Pakistan’s Pride of Performance-winning actor, director and academic Navid Shahzad recently launched her maiden book, titled ‘Aslan’s Roar: Turkish Television and the Rise of the Muslim Hero’, at a coffee house in Lahore. Shahzad introduced her book to an audience comprising the city’s prominent literati, artists, and diplomats, and explained why she set out to write it in the first place. Later, she read out passages from the 400-pager.

The book, she said, was the fruit of her two-year long intensive research on “the symbiotic nature of television and culture” and “the possibility of a ‘middle way’ for Muslims positioned between a seductive modernity and tradition through a study of Turkish and Muslim identities as represented in western and nonwestern film and TV narratives.”

The book, as the title suggests, examines the Turkish television industry in detail and makes a case for the rise of a Muslim hero as a counterfoil to the prevailing dominant image of the western hero.

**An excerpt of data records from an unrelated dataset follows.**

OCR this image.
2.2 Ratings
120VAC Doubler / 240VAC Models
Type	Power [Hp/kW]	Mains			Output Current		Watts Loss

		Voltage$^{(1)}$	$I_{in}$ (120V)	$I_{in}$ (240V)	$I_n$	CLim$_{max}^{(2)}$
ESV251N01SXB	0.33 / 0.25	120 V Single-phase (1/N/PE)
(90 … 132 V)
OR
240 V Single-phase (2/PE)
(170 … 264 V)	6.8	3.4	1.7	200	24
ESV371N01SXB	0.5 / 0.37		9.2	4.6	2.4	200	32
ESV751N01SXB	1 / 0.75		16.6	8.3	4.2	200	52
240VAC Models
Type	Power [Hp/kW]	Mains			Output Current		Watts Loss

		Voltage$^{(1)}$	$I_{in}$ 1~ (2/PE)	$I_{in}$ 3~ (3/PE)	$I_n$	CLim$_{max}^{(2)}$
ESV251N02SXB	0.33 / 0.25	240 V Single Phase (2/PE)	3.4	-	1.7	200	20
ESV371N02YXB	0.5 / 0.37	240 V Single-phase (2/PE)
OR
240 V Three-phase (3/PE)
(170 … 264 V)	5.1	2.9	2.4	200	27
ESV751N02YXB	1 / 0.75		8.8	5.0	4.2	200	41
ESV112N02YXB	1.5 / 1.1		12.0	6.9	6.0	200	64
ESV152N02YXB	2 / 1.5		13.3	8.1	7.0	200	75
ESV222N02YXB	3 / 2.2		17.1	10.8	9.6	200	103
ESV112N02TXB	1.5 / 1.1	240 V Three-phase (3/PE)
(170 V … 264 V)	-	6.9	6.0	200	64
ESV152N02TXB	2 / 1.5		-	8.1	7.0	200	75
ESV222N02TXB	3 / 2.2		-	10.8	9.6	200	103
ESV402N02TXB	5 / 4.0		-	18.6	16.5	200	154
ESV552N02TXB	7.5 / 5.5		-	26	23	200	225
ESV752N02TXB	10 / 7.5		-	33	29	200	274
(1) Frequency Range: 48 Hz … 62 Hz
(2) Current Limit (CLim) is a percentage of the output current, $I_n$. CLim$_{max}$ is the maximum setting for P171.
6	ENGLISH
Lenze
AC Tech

It has already garnered critical appreciation from Arundhati Roy’s literary agent who termed it as “brilliantly written,” while poet and author Harris Khalique described it as a “remarkably insightful work on the emergence and growth of Turkish TV drama.”

The launch was attended by former Governor of Punjab Shahid Hamid; Chairperson, Alhamra Arts Council, Muneeza Hashmi; senior artist Ijaz Ul Hassan; author and historian Fakir Syed Ijazuddin; author and educationist Mira Hashmi, actors Fawad Khan and Adeel Hashmi.

An e-version of the book will shortly be available on digital platforms such as Amazon and Kindle.